Wie Forschende aus Graz und der Surrey festgestellt haben, „laufen“ einzelne Wassermoleküle über die Oberfläche von hexagonalem Bornitrid (h-BN) eher als dass sie „springen“. Sie bewegen sich dort also geschmeidiger und freier als auf Graphen. „Wir neigen dazu, Wasser als simpel anzusehen, aber auf molekularer Ebene verhält es sich ziemlich außergewöhnlich“, sagt Marco Sacchi von der University of Surrey. „Unsere Arbeit zeigt, dass kleinste Details einer Oberfläche die Bewegung von Wasser verändern können – etwas, das uns helfen könnte, bessere Beschichtungen, Sensoren und Geräte zu entwickeln.“

Wassermoleküle in Bewegung.

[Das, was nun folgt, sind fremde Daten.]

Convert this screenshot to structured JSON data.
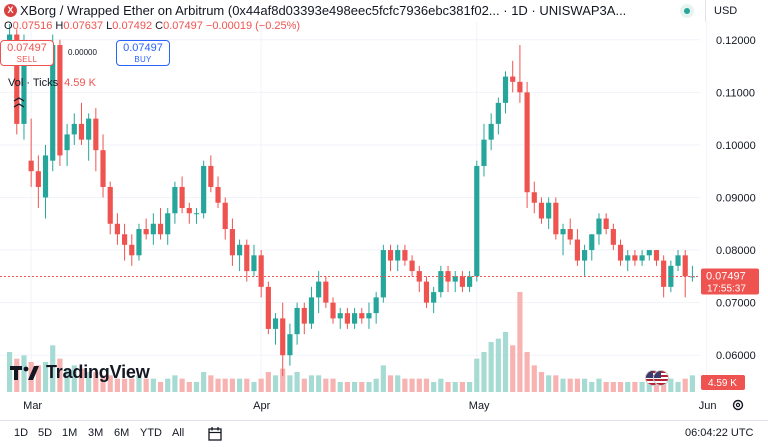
{
  "header": {
    "pair_title": "XBorg / Wrapped Ether on Arbitrum (0x44af8d03393e498eec5fcfc7936ebc381f02... · 1D · UNISWAP3A...",
    "currency": "USD",
    "logo_letter": "X"
  },
  "ohlc": {
    "o_label": "O",
    "o": "0.07516",
    "h_label": "H",
    "h": "0.07637",
    "l_label": "L",
    "l": "0.07492",
    "c_label": "C",
    "c": "0.07497",
    "change": "−0.00019 (−0.25%)"
  },
  "trade": {
    "sell_price": "0.07497",
    "sell_label": "SELL",
    "spread": "0.00000",
    "buy_price": "0.07497",
    "buy_label": "BUY"
  },
  "volume_legend": {
    "label": "Vol · Ticks",
    "value": "4.59 K"
  },
  "price_badge": {
    "price": "0.07497",
    "countdown": "17:55:37"
  },
  "volume_badge": "4.59 K",
  "branding": "TradingView",
  "toolbar": {
    "ranges": [
      "1D",
      "5D",
      "1M",
      "3M",
      "6M",
      "YTD",
      "All"
    ],
    "clock": "06:04:22 UTC"
  },
  "colors": {
    "up": "#26a69a",
    "down": "#ef5350",
    "up_vol": "#a6dbd3",
    "down_vol": "#f7b3b1"
  },
  "chart_data": {
    "type": "candlestick",
    "y_ticks": [
      "0.12000",
      "0.11000",
      "0.10000",
      "0.09000",
      "0.08000",
      "0.07000",
      "0.06000"
    ],
    "y_tick_values": [
      0.12,
      0.11,
      0.1,
      0.09,
      0.08,
      0.07,
      0.06
    ],
    "x_labels": [
      {
        "label": "Mar",
        "index": 3
      },
      {
        "label": "Apr",
        "index": 35
      },
      {
        "label": "May",
        "index": 65
      },
      {
        "label": "Jun",
        "index": 97
      }
    ],
    "ylim": [
      0.053,
      0.123
    ],
    "current_price": 0.07497,
    "candles": [
      [
        0.118,
        0.123,
        0.116,
        0.121,
        12
      ],
      [
        0.121,
        0.122,
        0.102,
        0.104,
        10
      ],
      [
        0.104,
        0.121,
        0.101,
        0.117,
        11
      ],
      [
        0.097,
        0.105,
        0.092,
        0.095,
        9
      ],
      [
        0.095,
        0.098,
        0.088,
        0.092,
        8
      ],
      [
        0.09,
        0.1,
        0.086,
        0.098,
        9
      ],
      [
        0.097,
        0.121,
        0.095,
        0.119,
        14
      ],
      [
        0.119,
        0.12,
        0.096,
        0.098,
        10
      ],
      [
        0.099,
        0.104,
        0.096,
        0.102,
        7
      ],
      [
        0.102,
        0.106,
        0.1,
        0.104,
        8
      ],
      [
        0.104,
        0.108,
        0.1,
        0.101,
        7
      ],
      [
        0.101,
        0.106,
        0.097,
        0.105,
        6
      ],
      [
        0.105,
        0.107,
        0.095,
        0.099,
        6
      ],
      [
        0.099,
        0.102,
        0.09,
        0.092,
        5
      ],
      [
        0.092,
        0.093,
        0.083,
        0.085,
        5
      ],
      [
        0.085,
        0.087,
        0.081,
        0.083,
        4
      ],
      [
        0.083,
        0.085,
        0.078,
        0.081,
        4
      ],
      [
        0.081,
        0.083,
        0.077,
        0.079,
        4
      ],
      [
        0.079,
        0.085,
        0.078,
        0.084,
        5
      ],
      [
        0.084,
        0.086,
        0.082,
        0.083,
        4
      ],
      [
        0.083,
        0.087,
        0.081,
        0.085,
        4
      ],
      [
        0.085,
        0.088,
        0.082,
        0.083,
        3
      ],
      [
        0.083,
        0.088,
        0.081,
        0.087,
        4
      ],
      [
        0.087,
        0.093,
        0.085,
        0.092,
        5
      ],
      [
        0.092,
        0.094,
        0.087,
        0.088,
        4
      ],
      [
        0.088,
        0.089,
        0.085,
        0.087,
        3
      ],
      [
        0.087,
        0.088,
        0.085,
        0.087,
        3
      ],
      [
        0.087,
        0.097,
        0.086,
        0.096,
        6
      ],
      [
        0.096,
        0.098,
        0.091,
        0.092,
        5
      ],
      [
        0.092,
        0.094,
        0.088,
        0.089,
        4
      ],
      [
        0.089,
        0.09,
        0.082,
        0.084,
        4
      ],
      [
        0.084,
        0.086,
        0.077,
        0.079,
        4
      ],
      [
        0.079,
        0.082,
        0.076,
        0.081,
        4
      ],
      [
        0.081,
        0.082,
        0.074,
        0.076,
        4
      ],
      [
        0.076,
        0.081,
        0.075,
        0.079,
        3
      ],
      [
        0.079,
        0.08,
        0.071,
        0.073,
        4
      ],
      [
        0.073,
        0.074,
        0.064,
        0.065,
        6
      ],
      [
        0.065,
        0.068,
        0.062,
        0.067,
        5
      ],
      [
        0.067,
        0.07,
        0.056,
        0.06,
        7
      ],
      [
        0.06,
        0.066,
        0.058,
        0.064,
        5
      ],
      [
        0.064,
        0.07,
        0.062,
        0.069,
        6
      ],
      [
        0.069,
        0.07,
        0.064,
        0.066,
        4
      ],
      [
        0.066,
        0.073,
        0.065,
        0.071,
        5
      ],
      [
        0.071,
        0.076,
        0.068,
        0.074,
        5
      ],
      [
        0.074,
        0.075,
        0.069,
        0.07,
        4
      ],
      [
        0.07,
        0.071,
        0.066,
        0.067,
        4
      ],
      [
        0.067,
        0.069,
        0.065,
        0.068,
        3
      ],
      [
        0.068,
        0.069,
        0.065,
        0.066,
        3
      ],
      [
        0.066,
        0.069,
        0.065,
        0.068,
        3
      ],
      [
        0.068,
        0.069,
        0.066,
        0.067,
        3
      ],
      [
        0.067,
        0.07,
        0.065,
        0.068,
        3
      ],
      [
        0.068,
        0.072,
        0.066,
        0.071,
        4
      ],
      [
        0.071,
        0.081,
        0.07,
        0.08,
        8
      ],
      [
        0.08,
        0.081,
        0.076,
        0.078,
        5
      ],
      [
        0.078,
        0.081,
        0.076,
        0.08,
        5
      ],
      [
        0.08,
        0.081,
        0.077,
        0.078,
        4
      ],
      [
        0.078,
        0.079,
        0.075,
        0.076,
        4
      ],
      [
        0.076,
        0.077,
        0.072,
        0.074,
        4
      ],
      [
        0.074,
        0.075,
        0.069,
        0.07,
        4
      ],
      [
        0.07,
        0.073,
        0.068,
        0.072,
        3
      ],
      [
        0.072,
        0.077,
        0.071,
        0.076,
        4
      ],
      [
        0.076,
        0.077,
        0.072,
        0.074,
        3
      ],
      [
        0.074,
        0.076,
        0.072,
        0.075,
        3
      ],
      [
        0.075,
        0.076,
        0.072,
        0.073,
        3
      ],
      [
        0.073,
        0.076,
        0.072,
        0.075,
        3
      ],
      [
        0.075,
        0.097,
        0.074,
        0.096,
        10
      ],
      [
        0.096,
        0.104,
        0.094,
        0.101,
        12
      ],
      [
        0.101,
        0.106,
        0.099,
        0.104,
        15
      ],
      [
        0.104,
        0.109,
        0.102,
        0.108,
        16
      ],
      [
        0.108,
        0.114,
        0.106,
        0.113,
        18
      ],
      [
        0.113,
        0.116,
        0.11,
        0.112,
        14
      ],
      [
        0.112,
        0.119,
        0.108,
        0.11,
        30
      ],
      [
        0.11,
        0.112,
        0.088,
        0.091,
        12
      ],
      [
        0.091,
        0.093,
        0.087,
        0.089,
        8
      ],
      [
        0.089,
        0.09,
        0.085,
        0.086,
        6
      ],
      [
        0.086,
        0.09,
        0.084,
        0.089,
        5
      ],
      [
        0.089,
        0.09,
        0.082,
        0.083,
        5
      ],
      [
        0.083,
        0.085,
        0.079,
        0.084,
        4
      ],
      [
        0.084,
        0.086,
        0.081,
        0.082,
        4
      ],
      [
        0.082,
        0.084,
        0.077,
        0.078,
        4
      ],
      [
        0.078,
        0.081,
        0.075,
        0.08,
        4
      ],
      [
        0.08,
        0.083,
        0.078,
        0.083,
        3
      ],
      [
        0.083,
        0.087,
        0.081,
        0.086,
        4
      ],
      [
        0.086,
        0.087,
        0.083,
        0.084,
        3
      ],
      [
        0.084,
        0.085,
        0.08,
        0.081,
        3
      ],
      [
        0.081,
        0.082,
        0.077,
        0.078,
        3
      ],
      [
        0.078,
        0.08,
        0.076,
        0.079,
        3
      ],
      [
        0.079,
        0.08,
        0.077,
        0.078,
        3
      ],
      [
        0.078,
        0.08,
        0.077,
        0.079,
        3
      ],
      [
        0.079,
        0.08,
        0.078,
        0.08,
        3
      ],
      [
        0.08,
        0.08,
        0.077,
        0.078,
        3
      ],
      [
        0.078,
        0.079,
        0.071,
        0.073,
        4
      ],
      [
        0.073,
        0.078,
        0.072,
        0.077,
        4
      ],
      [
        0.077,
        0.08,
        0.076,
        0.079,
        3
      ],
      [
        0.079,
        0.08,
        0.071,
        0.075,
        4
      ],
      [
        0.075,
        0.077,
        0.074,
        0.075,
        5
      ]
    ]
  }
}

Bildquelle: A. Tamtögl - TU Graz
Wasser­mole­küle (H2O – dun­kel­rot/weiß) in glei­ten­der Be­we­gung auf hexa­go­na­lem Bor­nitrid (blau/rot)
Quelle: A. Tamtögl - TU Graz

Sowohl Graphen als auch h-BN sind ultradünne, blattartige Materialien mit ähnlichen Wabenstrukturen. Während Graphen jedoch elektrisch leitfähig ist, ist h-BN ein Isolator. Dieser subtile Unterschied verändert die Art und Weise, wie jede Oberfläche mit Wasser interagiert. Mithilfe der hochpräzisen Helium-Spin-Echo-Spektroskopie ließ sich die Bewegung von Molekülen verfolgen ohne sie zu beschädigen und das Grazer Team beobachtete, wie sich einzelne Wassermoleküle über jedes Material bewegten. Sie entdeckten, dass sich Wassermoleküle auf h-BN drehen und rollen, während sie sich bewegen – wie ein winziger Kreisel, der über eine Tischplatte gleitet – anstatt wie auf Graphen zwischen festen Stellen zu springen. „Es ist fast so, als würde das Molekül gehen statt hüpfen“, sagt Anton Tamtögl vom Institut für Experimentalphysik der TU Graz. „Diese kontinuierliche, rotierende Bewegung war völlig unerwartet.“

Um zu verstehen, warum das so ist, modellierten die Forscher die Bewegung auf atomarer Ebene mittels Computersimulationen. Sie fanden heraus, dass Wasser auf h-BN leichter gleitet, wenn dieses Material auf einer Nickelschicht liegt. Es gibt dort weniger Reibung, sodass sich ein einzelnes Wassermolekül einfacher bewegen kann. Auf Graphen ist es umgekehrt: Das Metall darunter „verbindet“ die inneren Schwingungen des Wassermoleküls stärker mit der Oberfläche. Dadurch entsteht mehr Reibung, und das Molekül kann sich weniger geschmeidig fortbewegen.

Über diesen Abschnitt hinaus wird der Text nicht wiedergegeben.